Her eyes fell to the ground.
“It was unfortunate, of course it was, but it wasn’t as bad as you’re saying. Adults fight sometimes. You know that,” Lovell tried. “Why didn’t you ever tell me all of this?”
“Maybe I was scared.”
“Of what?”
“Duh. Of what you might do to me?”
“Are you serious? Did I ever even spank you? Have I ever even come close?” He glanced down at the bag of crushed glass. “Did you show that to anyone—the police?”
Janine shook her head.
He reached toward her, but she batted away his hand. “I didn’t want you to get in trouble,” she finally said. “Because what the hell would happen to us then?” Her eyes began to fill. “You can be a total dick. But you are still my father.” She finally set the plastic bag on her dresser. She cried quietly for a while, and it was unbearable not to be able to touch her or comfort her right now.
She lay on her bed again, this time on her side, her arms around her knees. “Maybe she wouldn’t have gone off if you hadn’t been such a complete and total shithead to her that night.”
He blinked at her. He could not disagree. He had no argument at all. “I’m sorry we had that fight. Every day I’m sorry. I’ve never been more sorry about anything,” he finally said.
“What do you think happened to her?”
“I genuinely don’t know, sweetheart.”
“Do you think she’ll be OK?”
“I do,” he said automatically. “I really do. I really hope she’ll come back. I think she will. We have to think that, right?” Lovell steadied himself against the wall. “It’s been a long night. Everything seems worse at night, believe
me, especially after too many drinks. Try to get some sleep.” He turned out the light. Just before he closed the door, he said, “Why did you keep the glass all this time?”
“To give back to Mom.”
“But it was—”
“I know. I thought there might still be a little perfume left on the pieces. I wasn’t really thinking. I couldn’t sleep later that night, so I went into your bathroom and all the glass was still there and so I gathered it up. I think you were downstairs or something.
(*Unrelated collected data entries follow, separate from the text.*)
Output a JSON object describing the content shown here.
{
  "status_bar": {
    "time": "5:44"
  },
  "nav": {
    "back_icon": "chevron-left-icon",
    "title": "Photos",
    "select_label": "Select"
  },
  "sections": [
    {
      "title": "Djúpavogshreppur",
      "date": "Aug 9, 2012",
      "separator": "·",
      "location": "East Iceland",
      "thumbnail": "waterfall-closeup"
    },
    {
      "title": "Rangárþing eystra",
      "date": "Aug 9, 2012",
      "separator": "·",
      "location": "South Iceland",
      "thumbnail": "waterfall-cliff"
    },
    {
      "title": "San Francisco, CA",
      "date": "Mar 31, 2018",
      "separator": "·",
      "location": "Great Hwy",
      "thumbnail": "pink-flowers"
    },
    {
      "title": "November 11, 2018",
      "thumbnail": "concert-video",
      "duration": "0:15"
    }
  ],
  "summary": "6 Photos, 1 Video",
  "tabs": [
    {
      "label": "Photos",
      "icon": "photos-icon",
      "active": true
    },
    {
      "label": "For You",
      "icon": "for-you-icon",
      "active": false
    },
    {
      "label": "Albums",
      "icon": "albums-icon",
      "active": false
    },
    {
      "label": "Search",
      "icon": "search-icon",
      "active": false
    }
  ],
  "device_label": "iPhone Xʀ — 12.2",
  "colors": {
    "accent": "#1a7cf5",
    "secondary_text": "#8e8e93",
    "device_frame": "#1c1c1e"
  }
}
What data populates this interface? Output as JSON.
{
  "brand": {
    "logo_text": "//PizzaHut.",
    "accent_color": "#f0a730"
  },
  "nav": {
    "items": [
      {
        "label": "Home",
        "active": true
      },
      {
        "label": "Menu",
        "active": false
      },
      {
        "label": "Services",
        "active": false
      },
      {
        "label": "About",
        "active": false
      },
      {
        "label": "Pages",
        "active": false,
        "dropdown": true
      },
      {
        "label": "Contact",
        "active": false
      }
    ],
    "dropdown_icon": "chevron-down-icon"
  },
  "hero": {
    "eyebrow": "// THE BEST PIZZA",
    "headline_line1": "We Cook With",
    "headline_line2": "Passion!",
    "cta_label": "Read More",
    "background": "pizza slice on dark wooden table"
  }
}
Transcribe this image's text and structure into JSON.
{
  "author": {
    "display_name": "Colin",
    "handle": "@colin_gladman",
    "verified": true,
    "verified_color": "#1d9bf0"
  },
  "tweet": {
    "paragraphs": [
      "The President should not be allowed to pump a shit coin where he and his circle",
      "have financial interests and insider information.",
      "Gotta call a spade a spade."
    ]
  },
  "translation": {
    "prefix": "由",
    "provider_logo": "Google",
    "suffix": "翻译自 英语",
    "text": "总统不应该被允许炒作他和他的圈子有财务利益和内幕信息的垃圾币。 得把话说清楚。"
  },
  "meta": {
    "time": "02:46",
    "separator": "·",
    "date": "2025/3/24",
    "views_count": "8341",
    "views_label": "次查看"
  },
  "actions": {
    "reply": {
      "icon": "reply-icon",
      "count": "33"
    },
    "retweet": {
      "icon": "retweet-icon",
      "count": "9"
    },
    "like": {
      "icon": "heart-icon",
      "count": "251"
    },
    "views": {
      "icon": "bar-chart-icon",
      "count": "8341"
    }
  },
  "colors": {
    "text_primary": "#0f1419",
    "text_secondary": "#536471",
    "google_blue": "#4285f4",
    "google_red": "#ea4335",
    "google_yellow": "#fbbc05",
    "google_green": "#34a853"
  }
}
I figured I’d give it to her the next morning, but I didn’t really get the chance, and then I thought I could give it to her that afternoon.”
“I don’t think I slept at all that night.” The daylight, he remembered, was a sort of medicine. Truly nothing was as acute or upsetting in the first light of day.
She looked at him. “Is that—was what you did that night like domestic violence?”
“Janine, I didn’t touch her. No matter how angry I was, I would not have hurt her. Or you. I’d never hurt any of you. That’s not who I am. I can’t believe I even have to tell you these things.”
“Well, you sure as hell touched her perfume and our walls. It sure as shit sounded violent to me. You sure said some nasty things to her.”
“You’ve made your point,” he finally said. He could stand here all night, getting nowhere. “Now get some sleep.” He shut off the light and pulled the door closed behind him.
The only light nearby was a small, moon-shaped night-light outside Ethan’s closed door that emitted a dim yellow glow. Somewhere a clock ticked. He tried to gather himself as he considered all that had just happened. Janine had held these things inside for two months now. He had never known her to keep anything inside. She had been that afraid of him—or that afraid that he would be carted away by the police.
It was inconceivable that they were all in the center of this hell right now and that he himself had brought them all to this dark, airless place.
He crept toward Ethan’s bedroom and carefully pushed open his door. Ethan lay asleep on top of his quilt, still in his costume, his eye patch against his cheek now. Lovell moved his koala next to his head and slipped out of his bedroom.